La cour d’appel de Paris a appliqué cette règle dans l’arrêt rendu le 27 septembre 2024 dans l’affaire ayant donné lieu à l’avis. Elle a énoncé que « l’INPI, partie défenderesse à une telle action, est tenu de constituer avocat en application de l’article 899 du code de procédure civile et de respecter, à peine d’irrecevabilité de ses conclusions, le délai de trois mois prévu à l’article 909 du même code » (CA Paris, 27 sept. 2024, n° 21/18614). En conséquence, le mémoire adressé directement par le directeur général, sans constitution d’avocat, ne pouvait être pris en considération. Les conclusions postérieures à la constitution tardive étaient irrecevables.

Par ailleurs, l’avis du 6 mars 2024 a précisé le sort de la demande reconventionnelle.

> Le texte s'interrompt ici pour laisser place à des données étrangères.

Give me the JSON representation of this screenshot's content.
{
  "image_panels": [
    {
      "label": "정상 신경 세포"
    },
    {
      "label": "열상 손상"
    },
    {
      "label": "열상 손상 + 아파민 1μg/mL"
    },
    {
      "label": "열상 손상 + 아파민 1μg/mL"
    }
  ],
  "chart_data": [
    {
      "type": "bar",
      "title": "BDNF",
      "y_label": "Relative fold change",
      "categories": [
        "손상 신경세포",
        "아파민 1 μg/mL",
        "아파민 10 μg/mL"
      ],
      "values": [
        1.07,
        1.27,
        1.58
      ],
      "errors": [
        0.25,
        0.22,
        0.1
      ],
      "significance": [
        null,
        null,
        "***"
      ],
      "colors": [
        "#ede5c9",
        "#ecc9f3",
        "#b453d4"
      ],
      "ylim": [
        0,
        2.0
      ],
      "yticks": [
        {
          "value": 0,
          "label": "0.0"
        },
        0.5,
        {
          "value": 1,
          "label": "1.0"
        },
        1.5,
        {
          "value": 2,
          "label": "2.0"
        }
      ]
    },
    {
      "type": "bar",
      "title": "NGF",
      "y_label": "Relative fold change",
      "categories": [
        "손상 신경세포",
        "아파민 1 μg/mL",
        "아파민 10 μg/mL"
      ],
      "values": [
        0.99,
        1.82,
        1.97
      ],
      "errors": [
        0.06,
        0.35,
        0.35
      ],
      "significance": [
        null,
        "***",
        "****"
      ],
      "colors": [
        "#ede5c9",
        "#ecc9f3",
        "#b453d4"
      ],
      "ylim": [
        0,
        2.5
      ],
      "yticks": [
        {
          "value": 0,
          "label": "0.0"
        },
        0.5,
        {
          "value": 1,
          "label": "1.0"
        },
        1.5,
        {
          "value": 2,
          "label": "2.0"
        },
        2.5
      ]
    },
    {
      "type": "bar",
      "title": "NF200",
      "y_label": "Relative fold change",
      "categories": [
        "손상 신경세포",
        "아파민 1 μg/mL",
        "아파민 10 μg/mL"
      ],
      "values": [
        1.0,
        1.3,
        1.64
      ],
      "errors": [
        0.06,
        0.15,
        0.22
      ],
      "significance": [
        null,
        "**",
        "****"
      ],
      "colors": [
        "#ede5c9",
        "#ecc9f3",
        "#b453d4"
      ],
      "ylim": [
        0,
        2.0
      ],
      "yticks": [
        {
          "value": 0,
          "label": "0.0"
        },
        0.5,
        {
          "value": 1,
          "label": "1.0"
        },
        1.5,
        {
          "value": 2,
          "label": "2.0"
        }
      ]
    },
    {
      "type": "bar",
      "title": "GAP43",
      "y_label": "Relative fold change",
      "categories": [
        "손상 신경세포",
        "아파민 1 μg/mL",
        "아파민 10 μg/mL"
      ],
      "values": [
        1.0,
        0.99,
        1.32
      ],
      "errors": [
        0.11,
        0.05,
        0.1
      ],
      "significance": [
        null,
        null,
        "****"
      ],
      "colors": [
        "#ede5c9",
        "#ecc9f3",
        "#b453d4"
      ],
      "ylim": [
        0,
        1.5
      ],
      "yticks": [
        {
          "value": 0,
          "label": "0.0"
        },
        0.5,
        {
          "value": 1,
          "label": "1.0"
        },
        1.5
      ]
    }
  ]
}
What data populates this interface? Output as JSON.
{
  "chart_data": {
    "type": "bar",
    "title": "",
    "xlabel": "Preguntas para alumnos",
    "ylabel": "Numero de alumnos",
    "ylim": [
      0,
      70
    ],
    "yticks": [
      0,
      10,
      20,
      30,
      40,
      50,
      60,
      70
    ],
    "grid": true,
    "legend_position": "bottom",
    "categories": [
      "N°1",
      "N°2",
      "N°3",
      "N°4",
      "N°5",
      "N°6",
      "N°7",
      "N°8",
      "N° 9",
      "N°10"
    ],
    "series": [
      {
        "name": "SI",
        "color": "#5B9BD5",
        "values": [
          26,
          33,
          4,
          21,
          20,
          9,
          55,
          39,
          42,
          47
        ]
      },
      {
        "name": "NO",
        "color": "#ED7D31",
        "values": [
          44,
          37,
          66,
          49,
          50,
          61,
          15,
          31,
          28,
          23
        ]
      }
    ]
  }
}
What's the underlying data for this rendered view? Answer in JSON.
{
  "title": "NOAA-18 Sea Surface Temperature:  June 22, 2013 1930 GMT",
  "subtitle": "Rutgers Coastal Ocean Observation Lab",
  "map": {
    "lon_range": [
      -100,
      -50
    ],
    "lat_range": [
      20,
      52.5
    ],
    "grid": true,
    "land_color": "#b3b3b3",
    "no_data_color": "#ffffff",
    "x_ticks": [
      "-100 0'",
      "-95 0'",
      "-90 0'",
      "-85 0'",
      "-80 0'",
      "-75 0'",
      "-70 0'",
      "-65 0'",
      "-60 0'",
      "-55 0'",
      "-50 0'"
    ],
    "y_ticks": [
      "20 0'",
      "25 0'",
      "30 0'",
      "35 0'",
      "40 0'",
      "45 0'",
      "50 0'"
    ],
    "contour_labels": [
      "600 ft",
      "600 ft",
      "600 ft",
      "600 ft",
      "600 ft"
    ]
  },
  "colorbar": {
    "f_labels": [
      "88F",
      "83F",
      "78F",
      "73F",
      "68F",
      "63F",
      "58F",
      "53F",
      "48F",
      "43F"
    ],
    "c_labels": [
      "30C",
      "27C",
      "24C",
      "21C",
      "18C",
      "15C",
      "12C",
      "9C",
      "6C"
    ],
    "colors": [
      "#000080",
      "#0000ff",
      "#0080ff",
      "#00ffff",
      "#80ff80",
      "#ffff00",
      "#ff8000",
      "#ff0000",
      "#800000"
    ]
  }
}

Lorsque l’INPI forme une telle demande, la partie adverse dispose du même délai de trois mois pour répondre, à peine d’irrecevabilité de ses conclusions (Cass. com., avis n° 15003, 6 mars 2024, n° 23-70.018). Cette solution assure une égalité procédurale entre l’établissement public et les parties privées.

Des lors, l’action en responsabilité contre l’INPI constitue une instance distincte du recours en annulation dirigé contre sa décision. Cette distinction, consacrée par l’avis n° 15003, a des conséquences pratiques importantes pour les justiciables. Ceux-ci doivent désormais assigner l’établissement public par voie d’assignation et respecter les délais du droit commun de la procédure d’appel.

II. Les conditions de l’engagement de la responsabilité de l’INPI

La compétence juridictionnelle étant déterminée, l’engagement de la responsabilité de l’INPI suppose la réunion des conditions classiques de la responsabilité civile délictuelle. La jurisprudence récente offre deux illustrations contrastées. La faute dans l’exercice des compétences du directeur général est appréciée strictement (A). Les demandes indemnitaires présentées dans le cadre des recours se heurtent à des irrecevabilités procédurales (B).

A. La preuve de la faute commise dans l’exercice des compétences : l’illustration de la publication au BOPI

La responsabilité de l’INPI suppose la démonstration d’une faute commise par le directeur général dans l’exercice de ses compétences. L’article L. 612-21 du code de la propriété intellectuelle dispose que « l’Institut national de la propriété industrielle assure la publication, dans les conditions définies par décret en Conseil d’Etat, par mention au Bulletin officiel de la propriété industrielle, par mise à la disposition du public du texte intégral ou par diffusion grâce à une banque de données » du dossier de toute demande de brevet (CPI, art. L. 612-21). L’article R. 612-39 du même code précise que « n’est pas rendue publique toute demande rejetée, retirée ou réputée retirée avant le début des préparatifs techniques entrepris en vue de la publication » (CPI, art. R. 612-39).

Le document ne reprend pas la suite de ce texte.